Morphological examination and the optimum growth condition
Cell morphology was studied by scanning electron microscope (S-4800, Hitachi) after bacterial were immersed in 2.5% (v/v) glutaraldehyde fixative solution at 4℃ for 12 hours and by transmission electron microscopy (JEM-1400; JEOL) after staining with 0.2 % uranyl acetate as well as by light microscopy (model A3000; Zeiss). Gram-staining was performed as described by Beveridge et al. (2009). Growth was tested using nutrient broth of NMS, NFB, TY and LB at 30-45℃ (5℃ increments) and pH 5–9 (1 pH unit increments).
Measurement of cellular fatty acid and G+C content
Cellular fatty acid profiles of isolate A. actinidiae CCTCC AB 2021101T, A. humicireducens SgZ-5T, A. lipoferum ATCC 29707T and A. oryzae COC8T were determined with a gas chromatograph, using the Sherlock Microbial Identification System (MIDI), according to a standard protocol (Garcia et al., 1993). For the analysis of DNA G+C content, DNA samples were prepared and degraded enzymically into nucleosides as described by Mesbah et al. (1989).
nifH PCR amplification
To estimate nitrogen-fixing ability of the isolate, a 320-base fragment of the nifH gene (enconding dinitrogenase reductase) was amplified from extracted DNA using two pairs of primers, FGPH19 (5’-TACGGCAARGGTGGNATHG-3’) plus POLR (5’-ATSGCCATCATYTCRCCGGA-3’) and AQER (5’-GACGATGTAGATYTCC TG-3’) plus POLF (5’-TGCGAYCCSAARGCBGACTC-3’). The PCR condition was described by Poly et al. and this product was purified and sequenced (Poly et al., 2001). The resulting sequence was compared with nifH sequences retrieved from NCBI using BLAST.
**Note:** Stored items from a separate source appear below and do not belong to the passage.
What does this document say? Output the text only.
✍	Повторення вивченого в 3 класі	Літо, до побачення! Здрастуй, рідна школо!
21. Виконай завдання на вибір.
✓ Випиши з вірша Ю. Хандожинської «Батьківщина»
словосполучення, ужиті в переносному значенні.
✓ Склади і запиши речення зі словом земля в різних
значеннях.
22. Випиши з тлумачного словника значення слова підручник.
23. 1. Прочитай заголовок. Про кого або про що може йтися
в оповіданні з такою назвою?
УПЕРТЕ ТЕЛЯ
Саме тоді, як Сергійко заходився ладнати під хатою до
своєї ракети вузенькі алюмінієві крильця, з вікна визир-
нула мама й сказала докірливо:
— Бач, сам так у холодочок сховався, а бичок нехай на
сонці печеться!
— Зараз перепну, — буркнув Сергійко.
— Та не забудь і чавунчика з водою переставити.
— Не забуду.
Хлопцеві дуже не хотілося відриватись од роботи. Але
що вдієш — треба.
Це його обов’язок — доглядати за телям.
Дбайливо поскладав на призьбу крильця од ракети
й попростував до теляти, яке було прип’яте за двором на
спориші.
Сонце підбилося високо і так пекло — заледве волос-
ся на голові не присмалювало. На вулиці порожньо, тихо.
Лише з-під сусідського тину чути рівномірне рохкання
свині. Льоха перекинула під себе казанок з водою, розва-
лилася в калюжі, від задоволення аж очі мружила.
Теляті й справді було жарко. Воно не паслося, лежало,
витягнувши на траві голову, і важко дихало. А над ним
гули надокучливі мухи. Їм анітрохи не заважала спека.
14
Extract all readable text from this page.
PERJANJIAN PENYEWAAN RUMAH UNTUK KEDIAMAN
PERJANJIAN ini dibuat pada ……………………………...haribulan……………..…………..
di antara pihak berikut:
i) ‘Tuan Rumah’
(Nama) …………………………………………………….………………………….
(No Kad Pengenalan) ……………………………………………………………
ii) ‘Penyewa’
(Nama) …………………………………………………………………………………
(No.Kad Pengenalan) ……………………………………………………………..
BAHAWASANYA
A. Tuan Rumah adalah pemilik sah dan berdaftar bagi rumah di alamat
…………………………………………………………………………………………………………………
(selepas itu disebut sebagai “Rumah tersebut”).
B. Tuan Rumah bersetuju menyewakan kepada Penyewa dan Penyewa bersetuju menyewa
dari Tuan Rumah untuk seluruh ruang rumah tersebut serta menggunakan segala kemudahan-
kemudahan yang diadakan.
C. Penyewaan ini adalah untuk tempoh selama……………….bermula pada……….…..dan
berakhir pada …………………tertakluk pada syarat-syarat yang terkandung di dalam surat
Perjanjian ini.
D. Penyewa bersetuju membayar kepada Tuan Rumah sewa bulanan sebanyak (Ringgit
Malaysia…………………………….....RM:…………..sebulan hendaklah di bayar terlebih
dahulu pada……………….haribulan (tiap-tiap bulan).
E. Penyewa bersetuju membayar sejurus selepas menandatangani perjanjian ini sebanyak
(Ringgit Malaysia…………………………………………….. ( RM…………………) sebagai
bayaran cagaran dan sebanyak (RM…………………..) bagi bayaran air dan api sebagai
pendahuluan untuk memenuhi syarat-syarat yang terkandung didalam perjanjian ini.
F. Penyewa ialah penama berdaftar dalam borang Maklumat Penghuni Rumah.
To further confirm the nitrogen-fixing capability of the isolate, the acetylene-reduction assay was performed using the described procedure (Hardy et al., 1973). 50 ml vials containing 15 ml NFB medium were inoculated with strain CCTCC AB 2021101T, sealed with rubber septa and incubated at 30℃ in the dark. When the OD was 0.8, 10 % (v/v) of the air phase was replaced with acetylene (Koch&Evans, 1966) and the vials were reincubated. The amount of ethylene was measured over 48h by using a gas chromatograph system (7820A, Agilent Technology).